The flexible structure, designed by firms Factor Eficiencia, 5468796 Architecture and Studio NYL, functioned similarly to a carpet—it could be rolled and formed into a number of different shapes.
One Bucket at a Time
What made the piece flexible is its construction—dozens of regular painter’s buckets connected with a grid of rope, set in a triangular shape. The temporary pavilion stood at 100 square meters, providing a source of dynamic public engagement.
In the streets of Mexico City, the same kinds of buckets are used by local "viene viene entrepreneurs" to illegally claim sections of street parking, along with public parking lots. For those desperate to find parking on main thoroughfares running through the increasingly overcrowded city, the business owners charge drivers an extra fee to park in those spaces.
Since these endeavors operate beyond the oversight of the government—the viene viene are known to bribe police—those who do not pay to park in these spaces are often threatened by the paint bucket placers.
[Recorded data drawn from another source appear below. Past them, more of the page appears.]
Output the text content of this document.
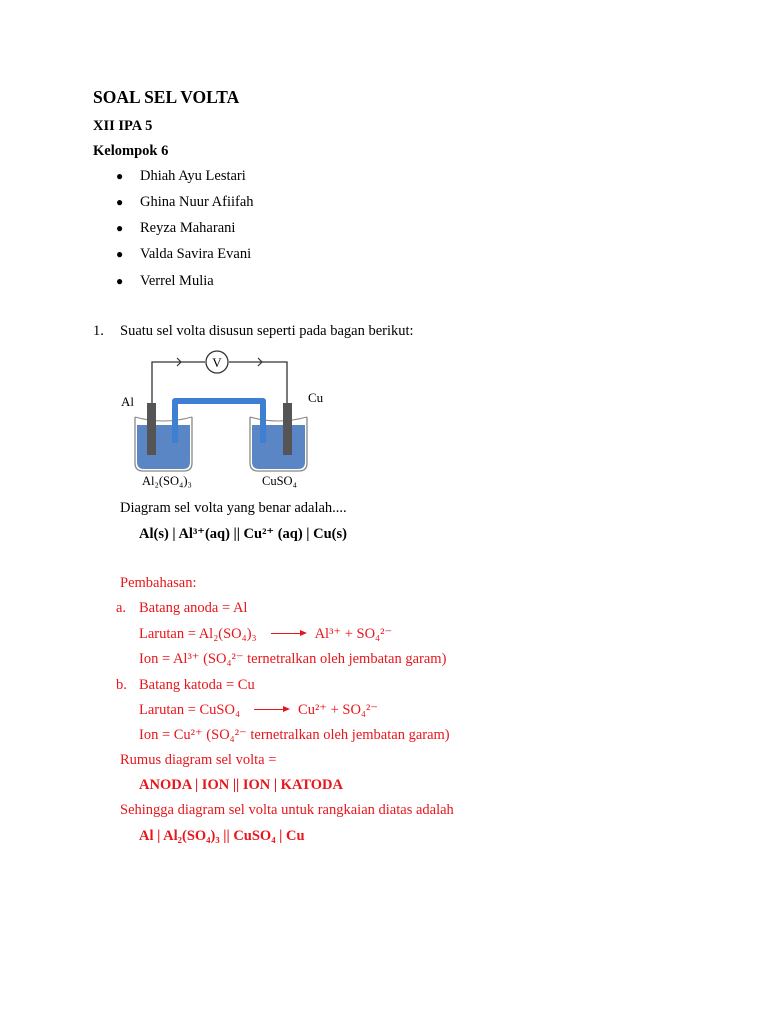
SOAL SEL VOLTA
XII IPA 5
Kelompok 6
● Dhiah Ayu Lestari
● Ghina Nuur Afiifah
● Reyza Maharani
● Valda Savira Evani
● Verrel Mulia
1. Suatu sel volta disusun seperti pada bagan berikut:
V
Al	Cu
Al₂(SO₄)₃	CuSO₄
Diagram sel volta yang benar adalah....
Al(s) | Al³⁺(aq) || Cu²⁺ (aq) | Cu(s)
Pembahasan:
a. Batang anoda = Al
Larutan = Al₂(SO₄)₃	Al³⁺ + SO₄²⁻
Ion = Al³⁺ (SO₄²⁻ ternetralkan oleh jembatan garam)
b. Batang katoda = Cu
Larutan = CuSO₄	Cu²⁺ + SO₄²⁻
Ion = Cu²⁺ (SO₄²⁻ ternetralkan oleh jembatan garam)
Rumus diagram sel volta =
ANODA | ION || ION | KATODA
Sehingga diagram sel volta untuk rangkaian diatas adalah
Al | Al₂(SO₄)₃ || CuSO₄ | Cu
Known as One Bucket at a Time, the installation was a response to this takeover of public space, and encouraged interaction from people of all ages with its flexible functionality. With the viene viene controlling up to several blocks per business with buckets, the pavilion stood as a unique space that existed beyond those illegally enforced boundaries.
The design firms created One Bucket at a Time for Mextropoli 2017, an architecture event held in the spring that attracted over 50,000 attendees including artists and tourists alike. Throughout the festival, designers sought to create a conversation about the future of the city through architecture.
When the festival was over, the buckets were circulated back into the city.